Both the Twins and Indians are more talented than they’ve shown, but the problem for each is that their slow starts have left them lagging outside of the division. With both the Yankees and Red Sox looking like world beaters, one of those two teams is practically assured of a wild-card spot, leaving the loser of the AL Central race to try to fend off the Angels, Mariners, Blue Jays and A’s for the fifth and final playoff spot. And with the division odds still firmly in Cleveland’s favor—the Indians stand a 89.9% chance to finish in first, according to FanGraphs—that’s bad news for the Twins, who have cost themselves dearly with their awful April and mediocre May.
The good news for both is that the rest of the season features plenty of games against the bottom of the division, with chances to fatten up against rebuilding squads—all of whom should get worse as they slough off their veteran talent this summer. Then again, as the Tigers have already shown, even tanking teams still win a few games every now and then, and in the decrepit Central, there are apparently more games up for the taking than we thought.
ROUNDTABLE: SHOULD MLB IMPLEMENT RULES TO BAN OR RESTRICT HOW DEFENSES CAN SHIFT?
Gabriel Baumgaertner: I hate to be the curt one with the terse answer but, in short, no. If they’re shifting you, learn how to hit the ball away from it. Or learn how to bunt. Stifling a strategic innovation because it may be annoying to some managers is probably the worst reason to change the rules in any sport. Outside of the pitcher and catcher, baseball doesn’t have fixed positions in the infield and outfield. In fact, I can’t wait for the day an opponent of the Cubs puts a six-man infield in front of Jason Heyward with a game on the line.
Michael Beller: I’ve typically resisted any idea to limit shifts. I think teams should generally be able to do whatever they want with their fielders, and I’m all for the game getting smarter. Plus, if you’re a hitter who regularly faces an extreme shift, the onus should be on you to force the defense to pay. I understand that these are generally players who get paid to hit homers, but there’s nothing wrong with a single, especially since a lot of these guys hit in the middle of the lineup. The guys coming up behind them are perfectly capable of creating runs, too.
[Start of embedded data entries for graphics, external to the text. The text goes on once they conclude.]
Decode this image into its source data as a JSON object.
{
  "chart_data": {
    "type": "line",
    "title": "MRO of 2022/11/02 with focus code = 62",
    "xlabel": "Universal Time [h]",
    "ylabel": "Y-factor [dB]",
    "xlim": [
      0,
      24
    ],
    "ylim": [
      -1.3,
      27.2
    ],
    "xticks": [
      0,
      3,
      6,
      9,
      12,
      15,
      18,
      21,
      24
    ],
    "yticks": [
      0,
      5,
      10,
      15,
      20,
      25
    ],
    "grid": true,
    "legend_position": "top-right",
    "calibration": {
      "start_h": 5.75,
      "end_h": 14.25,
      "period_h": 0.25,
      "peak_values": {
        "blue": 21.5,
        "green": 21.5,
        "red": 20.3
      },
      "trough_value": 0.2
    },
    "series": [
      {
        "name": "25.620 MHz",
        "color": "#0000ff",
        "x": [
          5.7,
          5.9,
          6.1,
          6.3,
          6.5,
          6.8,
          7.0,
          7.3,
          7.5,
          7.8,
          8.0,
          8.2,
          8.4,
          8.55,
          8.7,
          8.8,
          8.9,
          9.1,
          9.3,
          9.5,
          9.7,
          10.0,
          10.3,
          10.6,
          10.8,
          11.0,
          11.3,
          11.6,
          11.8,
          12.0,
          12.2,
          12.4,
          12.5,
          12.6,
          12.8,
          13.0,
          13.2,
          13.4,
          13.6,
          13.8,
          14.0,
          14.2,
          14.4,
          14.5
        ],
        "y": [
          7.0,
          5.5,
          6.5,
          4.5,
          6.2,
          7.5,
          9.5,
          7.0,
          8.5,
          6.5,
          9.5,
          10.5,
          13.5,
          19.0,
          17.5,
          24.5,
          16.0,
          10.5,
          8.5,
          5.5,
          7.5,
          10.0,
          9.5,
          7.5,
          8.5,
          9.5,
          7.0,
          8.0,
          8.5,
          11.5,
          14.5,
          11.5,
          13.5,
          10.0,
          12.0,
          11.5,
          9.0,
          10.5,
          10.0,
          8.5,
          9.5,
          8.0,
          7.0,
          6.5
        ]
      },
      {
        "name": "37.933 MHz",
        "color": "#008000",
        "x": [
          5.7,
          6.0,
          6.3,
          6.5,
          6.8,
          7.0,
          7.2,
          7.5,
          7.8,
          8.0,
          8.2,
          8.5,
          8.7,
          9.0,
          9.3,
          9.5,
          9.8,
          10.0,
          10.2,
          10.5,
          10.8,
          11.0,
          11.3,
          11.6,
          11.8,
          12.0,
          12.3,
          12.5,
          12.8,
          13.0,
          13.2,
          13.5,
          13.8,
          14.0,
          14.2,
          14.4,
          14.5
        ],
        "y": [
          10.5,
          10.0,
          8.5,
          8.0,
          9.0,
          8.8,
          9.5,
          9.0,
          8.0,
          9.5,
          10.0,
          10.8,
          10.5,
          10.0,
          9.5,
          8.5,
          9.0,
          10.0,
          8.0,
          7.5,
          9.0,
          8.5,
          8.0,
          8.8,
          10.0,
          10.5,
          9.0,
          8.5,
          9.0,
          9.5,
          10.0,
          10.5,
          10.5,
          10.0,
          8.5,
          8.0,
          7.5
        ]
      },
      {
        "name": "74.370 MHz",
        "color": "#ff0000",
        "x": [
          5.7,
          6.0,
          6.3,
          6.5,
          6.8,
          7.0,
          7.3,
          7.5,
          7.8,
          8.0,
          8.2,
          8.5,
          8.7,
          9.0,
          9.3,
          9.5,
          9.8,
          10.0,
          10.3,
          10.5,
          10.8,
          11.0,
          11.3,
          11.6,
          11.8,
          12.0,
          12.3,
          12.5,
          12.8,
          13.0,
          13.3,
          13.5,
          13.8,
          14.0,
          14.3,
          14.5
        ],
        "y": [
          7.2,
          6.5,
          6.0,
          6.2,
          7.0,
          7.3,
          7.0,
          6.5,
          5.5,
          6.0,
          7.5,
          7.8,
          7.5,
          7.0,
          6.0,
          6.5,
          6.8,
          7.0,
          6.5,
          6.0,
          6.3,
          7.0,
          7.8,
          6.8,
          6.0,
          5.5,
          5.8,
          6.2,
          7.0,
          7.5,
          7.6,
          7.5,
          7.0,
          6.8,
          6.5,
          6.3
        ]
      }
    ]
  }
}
Having said that, it’s safe to say that shifts are a factor in the sharp decline in balls in play. If one of the only ways to beat a shift is to hit a ball over it, and the best way to beat a hitter who’s trying to lift the ball is to throw it past him up in the zone, then shifts are going to lead to more homers and strikeouts. Homers and strikeouts are cool, but I think anyone who loves baseball would like to see more balls in play. If the league can produce data that definitively proves shifts are helping drive the reduction in balls in play, then I could get on board with some sort of limit on them. Short of that, however, I say shift to your heart’s content.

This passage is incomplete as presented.